Ex-top prosecutor for Baltimore to be sentenced for mortgage fraud and perjury convictions

A former top prosecutor for the city of Baltimore is to be sentenced this week for lying about her finances to improperly access retirement funds during the COVID-19 pandemic

GREENBELT, Md. — A former top prosecutor for the city of Baltimore is to be sentenced this week for lying about her personal finances so she could improperly access retirement funds during the COVID-19 pandemic.

Sentencing for former Baltimore state’s attorney Marilyn Mosby is set to open Thursday at a federal courthouse in Greenbelt, a Maryland suburb of the nation’s capital. Two juries separately convicted Mosby of perjury and mortgage fraud charges after trials involving her personal finances.

In 2020, at the height of the pandemic, Mosby withdrew $90,000 from Baltimore city’s deferred compensation plan. She used the money to make down payments on vacation homes in Kissimmee and Long Boat Key, Florida.

Prosecutors argued that Mosby improperly accessed the funds under provisions of the Coronavirus Aid, Relief and Economic Security Act by falsely claiming that the pandemic had harmed her travel-oriented side business.

Mosby’s lawyers argued that she was legally entitled to withdraw the money and spend it however she wanted.

Federal prosecutors have recommended a 20-month prison sentence for Mosby, who served two terms as state’s attorney for Baltimore.
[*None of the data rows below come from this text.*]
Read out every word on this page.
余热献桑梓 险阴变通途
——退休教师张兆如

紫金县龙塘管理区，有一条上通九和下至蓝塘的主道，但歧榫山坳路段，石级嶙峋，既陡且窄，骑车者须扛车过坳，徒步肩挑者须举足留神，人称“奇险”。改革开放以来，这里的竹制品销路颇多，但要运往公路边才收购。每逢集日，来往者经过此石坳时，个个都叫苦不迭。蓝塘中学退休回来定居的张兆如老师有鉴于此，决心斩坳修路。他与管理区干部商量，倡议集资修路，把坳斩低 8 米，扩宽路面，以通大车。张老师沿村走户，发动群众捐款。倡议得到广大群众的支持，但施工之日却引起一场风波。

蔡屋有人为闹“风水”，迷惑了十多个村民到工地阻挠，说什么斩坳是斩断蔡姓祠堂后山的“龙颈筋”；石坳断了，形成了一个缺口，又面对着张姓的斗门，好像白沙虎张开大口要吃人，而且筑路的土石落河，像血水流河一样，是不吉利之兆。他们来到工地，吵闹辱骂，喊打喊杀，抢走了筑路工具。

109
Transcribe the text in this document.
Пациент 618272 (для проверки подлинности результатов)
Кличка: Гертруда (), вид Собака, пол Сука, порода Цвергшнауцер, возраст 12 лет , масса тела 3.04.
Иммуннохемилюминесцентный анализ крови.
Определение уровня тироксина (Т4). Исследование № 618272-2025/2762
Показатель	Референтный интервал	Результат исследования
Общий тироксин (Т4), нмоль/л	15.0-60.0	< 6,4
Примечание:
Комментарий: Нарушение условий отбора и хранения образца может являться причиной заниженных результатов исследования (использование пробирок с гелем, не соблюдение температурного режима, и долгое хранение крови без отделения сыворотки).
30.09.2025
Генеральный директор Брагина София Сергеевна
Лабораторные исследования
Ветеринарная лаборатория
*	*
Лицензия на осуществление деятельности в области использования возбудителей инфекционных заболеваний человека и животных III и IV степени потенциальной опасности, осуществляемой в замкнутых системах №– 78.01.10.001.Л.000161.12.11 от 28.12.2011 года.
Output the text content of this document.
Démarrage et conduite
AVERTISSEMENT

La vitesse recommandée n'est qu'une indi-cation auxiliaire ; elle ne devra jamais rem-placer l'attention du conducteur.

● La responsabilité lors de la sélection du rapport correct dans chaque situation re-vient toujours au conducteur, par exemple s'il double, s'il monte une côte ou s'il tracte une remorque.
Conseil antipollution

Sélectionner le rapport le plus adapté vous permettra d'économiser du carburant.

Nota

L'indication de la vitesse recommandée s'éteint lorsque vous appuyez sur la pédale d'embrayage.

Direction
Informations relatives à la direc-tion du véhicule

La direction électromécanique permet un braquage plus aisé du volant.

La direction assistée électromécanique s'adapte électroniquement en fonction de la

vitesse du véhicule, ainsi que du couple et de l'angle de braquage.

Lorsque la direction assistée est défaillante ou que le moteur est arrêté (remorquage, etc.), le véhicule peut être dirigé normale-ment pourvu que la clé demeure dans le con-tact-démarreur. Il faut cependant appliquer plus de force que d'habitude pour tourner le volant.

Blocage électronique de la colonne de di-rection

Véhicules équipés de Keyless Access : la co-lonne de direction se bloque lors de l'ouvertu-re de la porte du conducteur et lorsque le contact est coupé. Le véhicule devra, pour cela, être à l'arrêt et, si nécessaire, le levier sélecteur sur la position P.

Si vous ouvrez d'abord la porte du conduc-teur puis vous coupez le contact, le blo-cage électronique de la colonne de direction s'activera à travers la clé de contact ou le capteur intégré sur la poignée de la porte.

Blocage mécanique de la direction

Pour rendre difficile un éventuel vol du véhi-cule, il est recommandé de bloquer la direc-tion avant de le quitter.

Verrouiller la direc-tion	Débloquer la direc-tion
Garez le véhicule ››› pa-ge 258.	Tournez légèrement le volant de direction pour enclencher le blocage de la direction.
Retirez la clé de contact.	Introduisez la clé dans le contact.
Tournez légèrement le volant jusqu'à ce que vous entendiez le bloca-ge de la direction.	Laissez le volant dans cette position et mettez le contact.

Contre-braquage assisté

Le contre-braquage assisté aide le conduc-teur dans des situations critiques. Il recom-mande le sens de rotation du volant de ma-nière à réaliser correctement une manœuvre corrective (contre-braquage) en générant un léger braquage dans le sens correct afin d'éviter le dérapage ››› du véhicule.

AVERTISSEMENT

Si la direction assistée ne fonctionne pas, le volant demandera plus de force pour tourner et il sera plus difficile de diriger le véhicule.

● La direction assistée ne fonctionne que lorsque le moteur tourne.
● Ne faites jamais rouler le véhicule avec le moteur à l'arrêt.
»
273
She lost a reelection bid after her 2022 indictment.

“Ms. Mosby was charged and convicted because she chose to repeatedly break the law, not because of her politics or policies,” prosecutors wrote.

Mosby’s attorneys urged the judge to spare her from prison. They said she is the only public official who has been prosecuted in Maryland for federal offenses “that entail no victim, no financial loss, and no use of public funds.”

“Jail is not justice for Marilyn Mosby,” her lawyers wrote.

U.S. District Judge Lydia Kay Griggsby agreed to move Mosby’s trials from Baltimore to Greenbelt, a suburb of Washington, D.C. Mosby’s attorneys argued that she couldn’t get a fair trial in Baltimore after years of negative media coverage there.